Le tribunal de commerce d’Agen (Lot-et-Garonne) n’a pas tranché. Les salariés de Xilofrance vont devoir attendre jusqu’au 12 juin pour être fixé sur leur sort : soit la reprise par l’un des deux candidats, le landais Rolpin ou le groupe Thébault, soit la liquidation. "Nous sommes abattus. Nous craignions malheureusement que l’issue soit la liquidation. Les deux repreneurs ne sont pas jugés fiables", explique Sébastien Vecchiarelli, délégué du personnel, représentant syndical CFDT.

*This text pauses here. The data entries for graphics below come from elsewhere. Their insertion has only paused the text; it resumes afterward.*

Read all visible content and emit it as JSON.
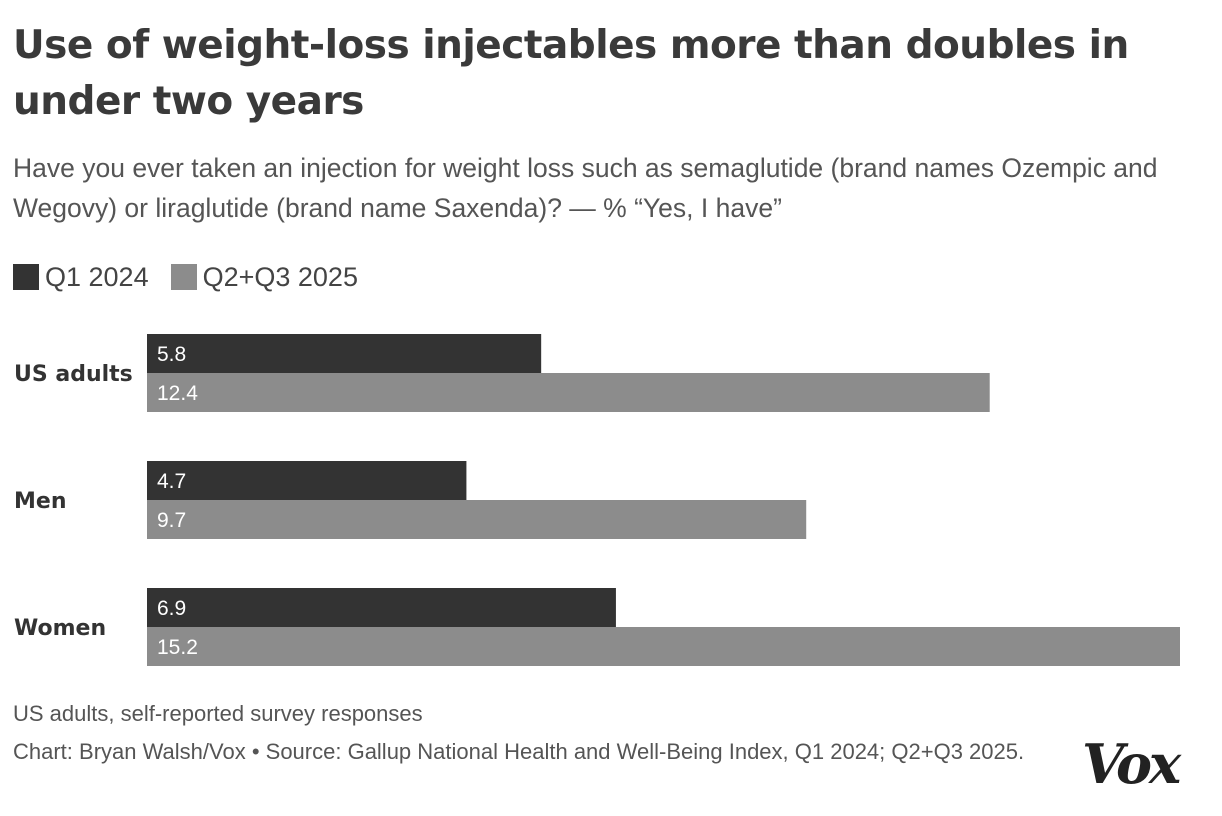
{
  "header": {
    "title": "Use of weight-loss injectables more than doubles in under two years",
    "subtitle": "Have you ever taken an injection for weight loss such as semaglutide (brand names Ozempic and Wegovy) or liraglutide (brand name Saxenda)? — % “Yes, I have”"
  },
  "colors": {
    "q1_2024": "#333333",
    "q2q3_2025": "#8c8c8c",
    "label_text": "#ffffff"
  },
  "chart_data": {
    "type": "bar",
    "orientation": "horizontal",
    "title": "Use of weight-loss injectables more than doubles in under two years",
    "categories": [
      "US adults",
      "Men",
      "Women"
    ],
    "series": [
      {
        "name": "Q1 2024",
        "values": [
          5.8,
          4.7,
          6.9
        ]
      },
      {
        "name": "Q2+Q3 2025",
        "values": [
          12.4,
          9.7,
          15.2
        ]
      }
    ],
    "xlabel": "",
    "ylabel": "",
    "xlim": [
      0,
      15.2
    ],
    "grid": false,
    "legend_position": "top-left"
  },
  "footer": {
    "note": "US adults, self-reported survey responses",
    "source": "Chart: Bryan Walsh/Vox • Source: Gallup National Health and Well-Being Index, Q1 2024; Q2+Q3 2025.",
    "logo": "Vox"
  }
}
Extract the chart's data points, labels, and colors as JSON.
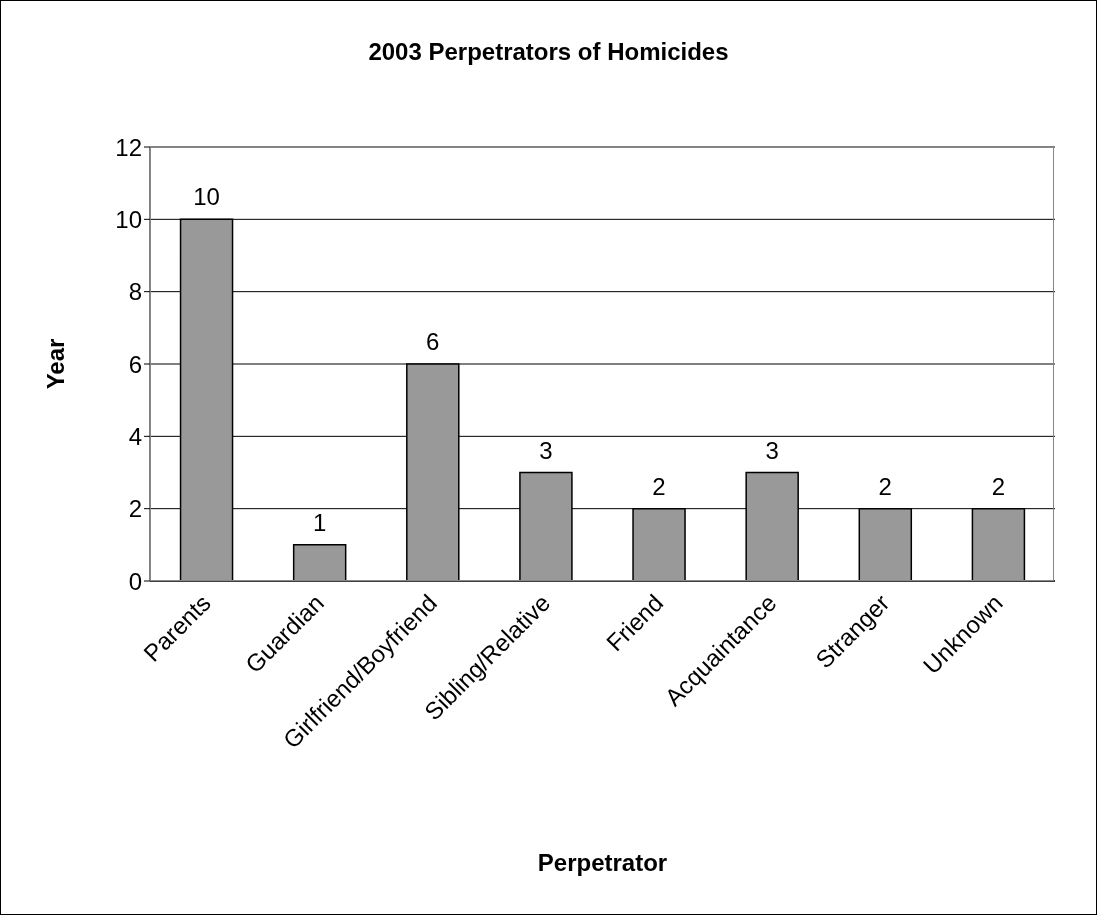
{
  "chart_data": {
    "type": "bar",
    "title": "2003 Perpetrators of Homicides",
    "xlabel": "Perpetrator",
    "ylabel": "Year",
    "categories": [
      "Parents",
      "Guardian",
      "Girlfriend/Boyfriend",
      "Sibling/Relative",
      "Friend",
      "Acquaintance",
      "Stranger",
      "Unknown"
    ],
    "values": [
      10,
      1,
      6,
      3,
      2,
      3,
      2,
      2
    ],
    "color": "#999999",
    "ylim": [
      0,
      12
    ],
    "yticks": [
      0,
      2,
      4,
      6,
      8,
      10,
      12
    ],
    "grid": "y",
    "data_labels": true,
    "legend": false
  }
}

De fait, le groupe Thébault doit revoir sa copie, à savoir le volet social. Dans son projet, seuls 15 salariés sur les 65 seraient repris dans un premier temps.
De son côté, le landais Rolpin envisageait la reprise de Xilofrance en étant épaulé par la CDC, la Caisse des Dépôts et Consignations. Cette dernière peu convaincue par la capacité de financement de Rolpin, a récemment retiré sa garantie. "Nous dépendons de la CDC. Si elle ne veut pas s’engager et se positionner, c’est la mort assurée pour notre entreprise", assure Jean-René Ledan, représentant des salariés auprès du tribunal.
Les salariés sont mis en grève depuis vendredi dernier.